Palestinians were later pushed back by Israeli police from Lions’ Gate, one of the main protest points, and not allowed to enter the compound.

A live video posted on Facebook showed hundreds of Palestinian worshippers performing the sunset prayer inside the compound.

Meanwhile, the Arab League said that Israel’s removal of new security measures had solved the immediate crisis but urged it to learn lessons by desisting from any such steps in future.

“Israel’s withdrawal from its provocative and illegal actions solves the crisis they themselves created,” Ahmed Aboul Gheit, Arab League secretary-general, said at an emergency meeting of Arab foreign ministers on Thursday.

“Dealing with Islamic sanctities with such imprudence poses a real threat of igniting a religious war, because no Muslim in the world accepts tarnishing al-Aqsa or its closure in the face of the worshippers or placing it under Israeli control.”

READ MORE: Palestine envoy to UN: Al-Aqsa crisis at tipping point

For 13 days, Palestinians had protested night and day, refusing to pray inside the compound after Israel installed metal detectors at its entrances.

They held prayers in the streets and just outside the gates to the Old City.

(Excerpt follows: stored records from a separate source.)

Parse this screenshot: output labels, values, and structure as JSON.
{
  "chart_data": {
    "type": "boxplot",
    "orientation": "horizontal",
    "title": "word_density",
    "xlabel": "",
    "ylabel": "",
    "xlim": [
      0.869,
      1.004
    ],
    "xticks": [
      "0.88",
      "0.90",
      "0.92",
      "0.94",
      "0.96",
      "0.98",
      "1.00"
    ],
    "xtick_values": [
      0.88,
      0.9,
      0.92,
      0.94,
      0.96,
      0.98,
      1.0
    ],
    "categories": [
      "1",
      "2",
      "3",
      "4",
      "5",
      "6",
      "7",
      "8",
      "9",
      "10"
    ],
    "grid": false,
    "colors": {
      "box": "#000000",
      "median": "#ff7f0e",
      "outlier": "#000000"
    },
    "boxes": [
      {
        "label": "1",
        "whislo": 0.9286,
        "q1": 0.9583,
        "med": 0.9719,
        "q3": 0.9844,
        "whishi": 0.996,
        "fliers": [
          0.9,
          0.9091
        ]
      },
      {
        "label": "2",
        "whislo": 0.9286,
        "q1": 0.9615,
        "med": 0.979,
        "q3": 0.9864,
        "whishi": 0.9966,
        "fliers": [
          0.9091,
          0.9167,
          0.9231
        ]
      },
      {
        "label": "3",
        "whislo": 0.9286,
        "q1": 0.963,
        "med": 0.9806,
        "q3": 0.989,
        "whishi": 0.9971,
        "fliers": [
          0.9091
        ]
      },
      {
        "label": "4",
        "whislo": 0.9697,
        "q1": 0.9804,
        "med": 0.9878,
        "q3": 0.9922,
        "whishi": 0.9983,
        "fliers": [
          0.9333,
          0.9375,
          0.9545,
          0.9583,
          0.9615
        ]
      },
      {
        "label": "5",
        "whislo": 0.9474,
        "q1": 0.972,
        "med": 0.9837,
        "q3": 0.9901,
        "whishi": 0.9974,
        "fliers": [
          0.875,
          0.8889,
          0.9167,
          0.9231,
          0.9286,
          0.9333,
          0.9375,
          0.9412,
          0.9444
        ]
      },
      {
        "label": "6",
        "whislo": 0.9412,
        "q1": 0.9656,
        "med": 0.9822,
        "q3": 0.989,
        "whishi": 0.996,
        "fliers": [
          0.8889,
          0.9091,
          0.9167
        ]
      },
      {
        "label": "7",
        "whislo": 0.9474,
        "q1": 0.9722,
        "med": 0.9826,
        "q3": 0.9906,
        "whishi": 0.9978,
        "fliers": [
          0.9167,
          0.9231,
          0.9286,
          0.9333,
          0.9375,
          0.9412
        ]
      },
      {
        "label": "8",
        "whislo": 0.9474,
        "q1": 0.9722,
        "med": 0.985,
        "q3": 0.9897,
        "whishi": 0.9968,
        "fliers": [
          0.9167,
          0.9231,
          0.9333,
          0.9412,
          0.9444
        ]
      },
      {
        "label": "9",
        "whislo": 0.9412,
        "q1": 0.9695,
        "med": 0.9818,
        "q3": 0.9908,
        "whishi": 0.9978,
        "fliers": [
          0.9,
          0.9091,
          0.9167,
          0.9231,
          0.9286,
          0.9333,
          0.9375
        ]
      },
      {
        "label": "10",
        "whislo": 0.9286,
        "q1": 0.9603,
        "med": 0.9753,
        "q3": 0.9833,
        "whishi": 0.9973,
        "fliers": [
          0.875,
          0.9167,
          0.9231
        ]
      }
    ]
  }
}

Palestinians viewed the installation of the surveillance equipment as Israel asserting further control.

The new regulations came after an attack on July 14 by three Palestinian citizens of Israel, who killed two Israeli policemen in the Old City of Jerusalem.

The three men were then chased inside the compound before they were shot and killed.

Palestinians and Israeli border police officers clash inside the compound [Mahmoud Illean/AP Photo]
Palestinians and Israeli border police officers clash inside the compound [Mahmoud Illean/AP Photo]

The following week, three Palestinians were killed in Friday protests by Israeli forces in what was dubbed a “day of rage”.

Later that night, three Israelis were stabbed to death by a Palestinian who entered their house in a West Bank settlement.

The compound, known to Muslims as the Noble Sanctuary and to Jews as the Temple Mount, is in occupied East Jerusalem.

It was seized by Israel in the 1967 Six-Day War and later annexed in a move never recognised by the international community.